For more than 125 years, Thomas Edison's incandescent light bulb has remained the most commonly used light source in the United States, particularly in residential applications. The U.S. Department of Energy (DOE) estimates there are approximately four billion general service incandescent lamps in use across the nation. But several legislative initiatives proposed over the past year seek to either ban the sale of general service medium screw-base incandescent lamps outright by 2012 or would set efficiency standards so high that currently available incandescent technology would not be viable by 2012.
In January 2007, California State Assemblyman Lloyd Levine introduced a bill to ban the sale of incandescent bulbs by 2012. The bill, AB 722, was later changed to promote a plan for phasing in energy efficiency standards for general service lamps, before being permanently shelved in June 2007.
Though now effectively dead, Levine's bill acted as something of a catalyst, sparking conversation and debate about cutting the energy use of lighting in buildings. A competing bill, AB 1109, was introduced soon after by Levine's colleague in the assembly, Jared Huffman. Huffman's bill proposes performance standards for a variety of lighting types aimed at reducing the energy consumption of general purpose residential indoor lighting by at least 50 percent by 2018. By 2018, the bill's standards also would cut energy consumption of indoor commercial and outdoor lighting by at least 25 percent. It also outlaws the sale, after January 2010, of general purpose lights containing hazardous substances—namely, lead and mercury—at levels prohibited by the European Union.

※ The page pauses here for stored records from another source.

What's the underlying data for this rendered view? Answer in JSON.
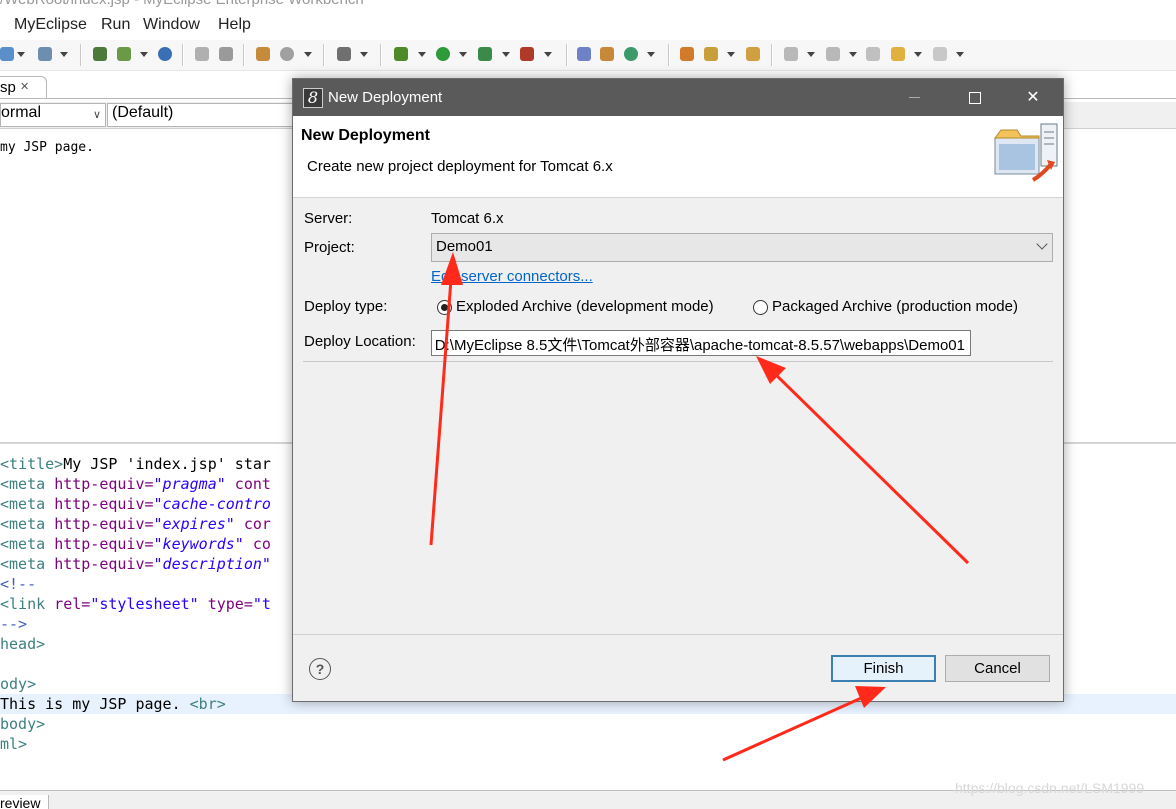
{
  "window": {
    "title": "/WebRoot/index.jsp - MyEclipse Enterprise Workbench"
  },
  "menu": [
    "MyEclipse",
    "Run",
    "Window",
    "Help"
  ],
  "editor": {
    "tab_label": "sp",
    "tab_close": "✕",
    "mode_select": "ormal",
    "default_select": "(Default)",
    "design_preview_text": "my JSP page.",
    "bottom_tab": "review"
  },
  "code_lines": [
    "<title>My JSP 'index.jsp' star",
    "<meta http-equiv=\"pragma\" cont",
    "<meta http-equiv=\"cache-contro",
    "<meta http-equiv=\"expires\" cor",
    "<meta http-equiv=\"keywords\" co",
    "<meta http-equiv=\"description\"",
    "<!--",
    "<link rel=\"stylesheet\" type=\"t",
    "-->",
    "head>",
    "",
    "ody>",
    "This is my JSP page. <br>",
    "body>",
    "ml>"
  ],
  "code_parts": {
    "title": {
      "open": "<title>",
      "text": "My JSP 'index.jsp' star"
    },
    "meta_tag": "<meta",
    "http_equiv": "http-equiv=",
    "pragma": "\"pragma\"",
    "pragma_rest": " cont",
    "cache": "\"cache-contro",
    "expires": "\"expires\"",
    "expires_rest": " cor",
    "keywords": "\"keywords\"",
    "keywords_rest": " co",
    "description": "\"description\"",
    "comment_open": "<!--",
    "link_tag": "<link",
    "rel_attr": " rel=",
    "rel_val": "\"stylesheet\"",
    "type_attr": " type=",
    "type_val": "\"t",
    "comment_close": "-->",
    "head_close": "head>",
    "body_open": "ody>",
    "body_text": "This is my JSP page. ",
    "br": "<br>",
    "body_close": "body>",
    "html_close": "ml>"
  },
  "dialog": {
    "title": "New Deployment",
    "header": "New Deployment",
    "description": "Create new project deployment for Tomcat  6.x",
    "server_label": "Server:",
    "server_value": "Tomcat  6.x",
    "project_label": "Project:",
    "project_value": "Demo01",
    "edit_link": "Edit server connectors...",
    "deploy_type_label": "Deploy type:",
    "deploy_options": [
      "Exploded Archive (development mode)",
      "Packaged Archive (production mode)"
    ],
    "deploy_selected": "Exploded Archive (development mode)",
    "location_label": "Deploy Location:",
    "location_value": "D:\\MyEclipse 8.5文件\\Tomcat外部容器\\apache-tomcat-8.5.57\\webapps\\Demo01",
    "help": "?",
    "finish": "Finish",
    "cancel": "Cancel"
  },
  "watermark": "https://blog.csdn.net/LSM1999",
  "colors": {
    "annotation_arrow": "#ff2a1a",
    "dialog_title_bg": "#5a5a5a",
    "link": "#0066cc",
    "default_button_border": "#3c7fb1"
  },
  "icons": [
    "minimize-icon",
    "maximize-icon",
    "close-icon",
    "help-icon",
    "deploy-banner-icon",
    "myeclipse-app-icon"
  ]
}
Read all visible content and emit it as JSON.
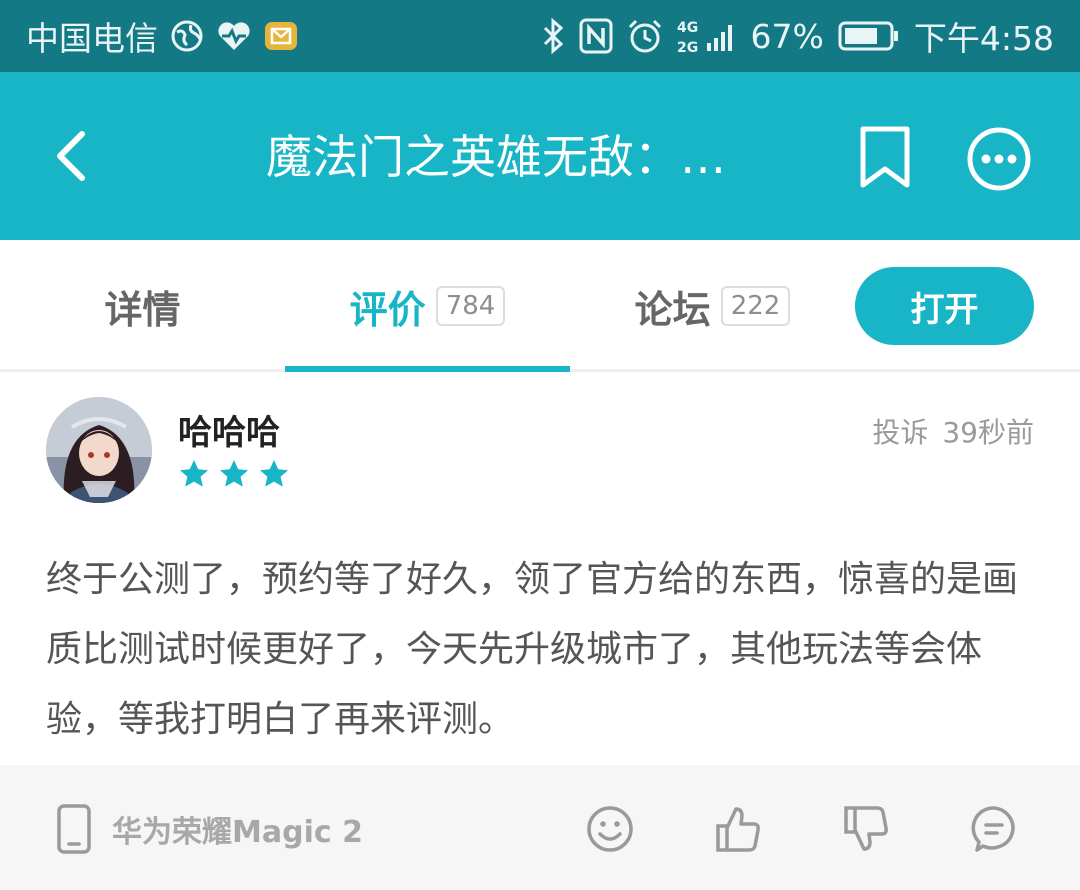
{
  "status_bar": {
    "carrier": "中国电信",
    "network_4g": "4G",
    "network_2g": "2G",
    "battery_percent": "67%",
    "time": "下午4:58",
    "icons": [
      "globe-icon",
      "heart-pulse-icon",
      "mail-app-icon",
      "bluetooth-icon",
      "nfc-icon",
      "alarm-icon",
      "signal-icon",
      "battery-icon"
    ]
  },
  "app_bar": {
    "title": "魔法门之英雄无敌：…",
    "back_icon": "back-icon",
    "bookmark_icon": "bookmark-icon",
    "more_icon": "more-icon",
    "background_color": "#17b5c5"
  },
  "tabs": [
    {
      "label": "详情",
      "count": ""
    },
    {
      "label": "评价",
      "count": "784",
      "active": true
    },
    {
      "label": "论坛",
      "count": "222"
    }
  ],
  "open_button": {
    "label": "打开"
  },
  "review": {
    "username": "哈哈哈",
    "rating": 3,
    "report_label": "投诉",
    "time_ago": "39秒前",
    "content": "终于公测了，预约等了好久，领了官方给的东西，惊喜的是画质比测试时候更好了，今天先升级城市了，其他玩法等会体验，等我打明白了再来评测。",
    "device": "华为荣耀Magic 2",
    "actions": [
      "smile-icon",
      "thumbs-up-icon",
      "thumbs-down-icon",
      "comment-icon"
    ]
  },
  "colors": {
    "accent": "#17b5c5",
    "status_bar": "#137a85"
  }
}
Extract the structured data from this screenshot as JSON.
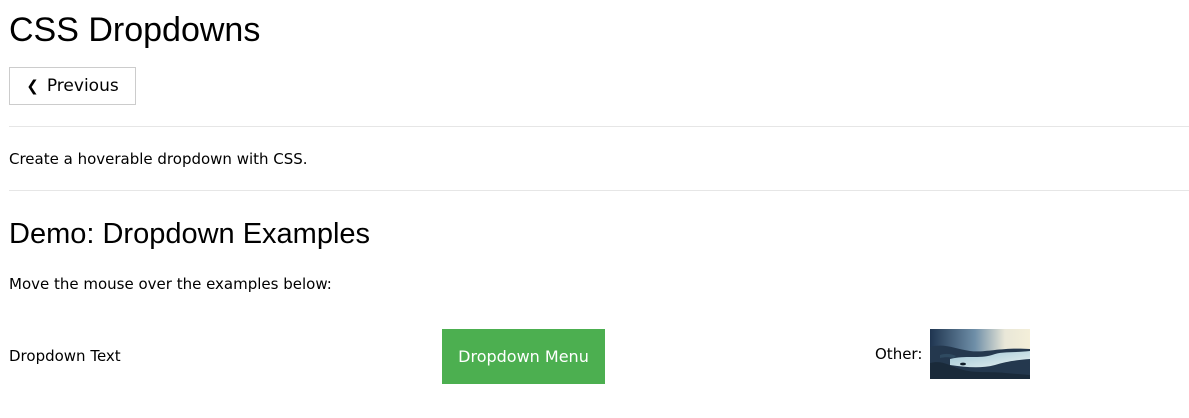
{
  "page": {
    "title": "CSS Dropdowns",
    "previous_label": "Previous",
    "intro": "Create a hoverable dropdown with CSS."
  },
  "demo": {
    "heading": "Demo: Dropdown Examples",
    "instruction": "Move the mouse over the examples below:",
    "dropdown_text": "Dropdown Text",
    "dropdown_menu_label": "Dropdown Menu",
    "other_label": "Other:"
  },
  "colors": {
    "button_green": "#4caf50",
    "divider": "#e6e6e6",
    "button_border": "#cccccc"
  },
  "icons": {
    "previous": "chevron-left-icon"
  }
}
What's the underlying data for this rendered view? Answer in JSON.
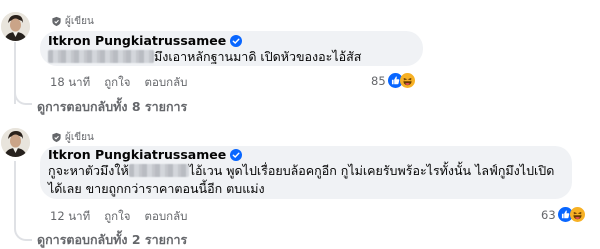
{
  "comments": [
    {
      "badge": "ผู้เขียน",
      "author": "Itkron Pungkiatrussamee",
      "text_lines": [
        "มึงเอาหลักฐานมาดิ เปิดหัวของอะไอ้สัส"
      ],
      "time": "18 นาที",
      "like_label": "ถูกใจ",
      "reply_label": "ตอบกลับ",
      "reaction_count": "85",
      "reaction_icons": [
        "like-reaction-icon",
        "haha-reaction-icon"
      ],
      "view_replies": "ดูการตอบกลับทั้ง 8 รายการ"
    },
    {
      "badge": "ผู้เขียน",
      "author": "Itkron Pungkiatrussamee",
      "text_lines": [
        "กูจะหาตัวมึงให้",
        "ไอ้เวน พูดไปเรื่อยบล้อคกูอีก กูไม่เคยรับพร้อะไรทั้งนั้น ไลฟ์กูมึงไปเปิด",
        "ได้เลย ขายถูกกว่าราคาตอนนี้อีก ตบแม่ง"
      ],
      "time": "12 นาที",
      "like_label": "ถูกใจ",
      "reply_label": "ตอบกลับ",
      "reaction_count": "63",
      "reaction_icons": [
        "like-reaction-icon",
        "haha-reaction-icon"
      ],
      "view_replies": "ดูการตอบกลับทั้ง 2 รายการ"
    }
  ],
  "colors": {
    "bubble": "#f0f2f5",
    "secondary_text": "#65676b",
    "verified": "#0866ff",
    "like": "#0866ff",
    "haha": "#f7b125"
  }
}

Between February and March 2007, the conversation in the U.S. evolved from simply banning incandescent lamps to developing national efficiency standards for all general service lamps. Along with several state legislators, some members of Congress introduced their own bills that address lighting efficiency. Consumer dissatisfaction with compact fluorescent lamps (CFLs), the primary alternative to incandescents, plus the inability of CFLs to replace incandescents in all applications, led lawmakers to reconsider the approach to reining in lighting's energy usage.
Currently on the Senate's calendar for consideration is H.R. 3221, which passed in the House of Representatives in August 2007. Among other energy-related matters, this bill would prohibit the sale of 100W general service incandescents that do not emit at least 60 lumens per watt after January 2012; phase out general service lamps from 2012 to 2014 that do not meet a range of minimum efficiency levels specified; and prohibit the sale of general service lamps emitting less than 300 percent of the average lumens per watt emitted by 100W general service incandescents currently available.

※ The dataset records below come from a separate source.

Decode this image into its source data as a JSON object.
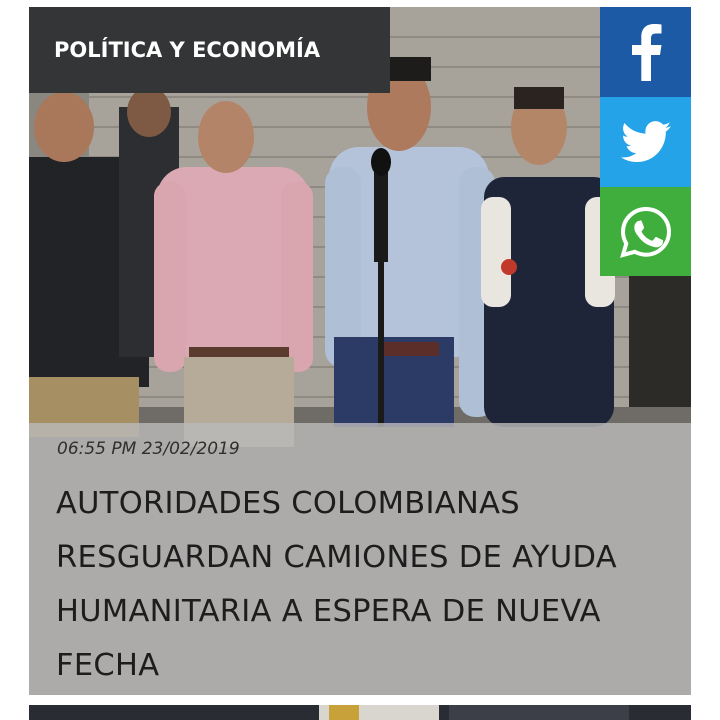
{
  "category": {
    "label": "POLÍTICA Y ECONOMÍA"
  },
  "share": {
    "facebook_icon": "facebook-icon",
    "twitter_icon": "twitter-icon",
    "whatsapp_icon": "whatsapp-icon",
    "colors": {
      "facebook": "#1d5aa6",
      "twitter": "#24a3e8",
      "whatsapp": "#3fae3c"
    }
  },
  "article": {
    "timestamp": "06:55 PM 23/02/2019",
    "headline": "AUTORIDADES COLOMBIANAS RESGUARDAN CAMIONES DE AYUDA HUMANITARIA A ESPERA DE NUEVA FECHA"
  }
}
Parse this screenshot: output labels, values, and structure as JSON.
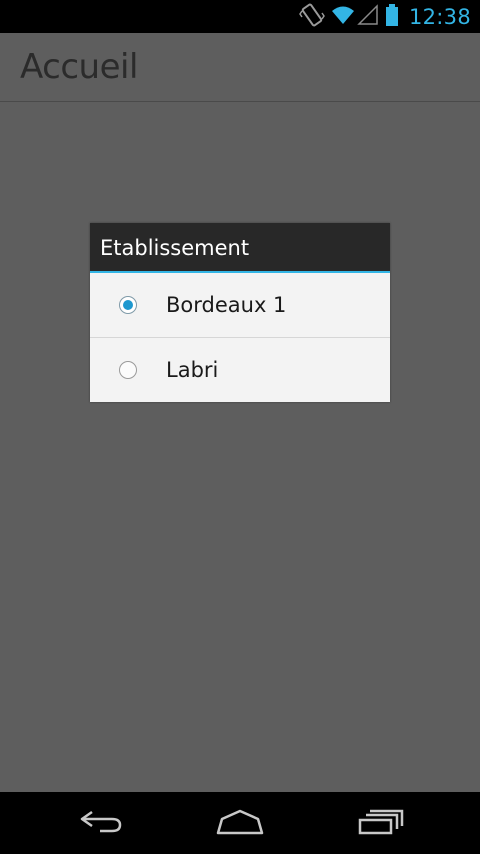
{
  "status_bar": {
    "time": "12:38",
    "icons": [
      "vibrate-icon",
      "wifi-icon",
      "signal-icon",
      "battery-icon"
    ],
    "accent_color": "#33b5e5"
  },
  "action_bar": {
    "title": "Accueil"
  },
  "dialog": {
    "title": "Etablissement",
    "options": [
      {
        "label": "Bordeaux 1",
        "selected": true
      },
      {
        "label": "Labri",
        "selected": false
      }
    ]
  },
  "nav_bar": {
    "buttons": [
      "back-icon",
      "home-icon",
      "recent-apps-icon"
    ]
  }
}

The most recently introduced bill in the Senate, S. 2017, would phase out current 40-, 60-, 75-, and 100W incandescent bulbs from 2012 to 2014 to be replaced by lower wattage bulbs with equivalent light output. Introduced by New Mexico Democratic Senator Jeff Bingaman, the bill was crafted with input from a consortium of lighting industry players and advocates, including Philips Lighting, Osram Sylvania, General Electric, the Alliance to Save Energy, the American Council for an Energy-Efficient Economy (ACEEE), and the Natural Resources Defense Council. Hearings on S. 2017 were held September 12, 2007, where senior policy analyst for the International Energy Agency's Energy Efficiency and Environment Division, Dr. Paul Waide, along with the American Council for an Energy Efficient Economy's executive director, Steven Nadel, and the National Electrical Manufacturers Association's vice president of government relations, Kyle Pitsor, all testified as to their organizations' positions on the proposals of the bill.
Even if a federal bill is not enacted this year, points out ACEEE's Nadel, there is bipartisan support for such a bill in Congress and sometime in the next few years lighting efficacy standards will be nationally legislated. If Congress does not act this year, he says, there are several states prepared to act on their own lighting efficiency bills. Connecticut, Rhode Island, New Jersey, South Carolina, Illinois, Minnesota, Hawaii, and New York all are considering bills addressing lighting efficiency.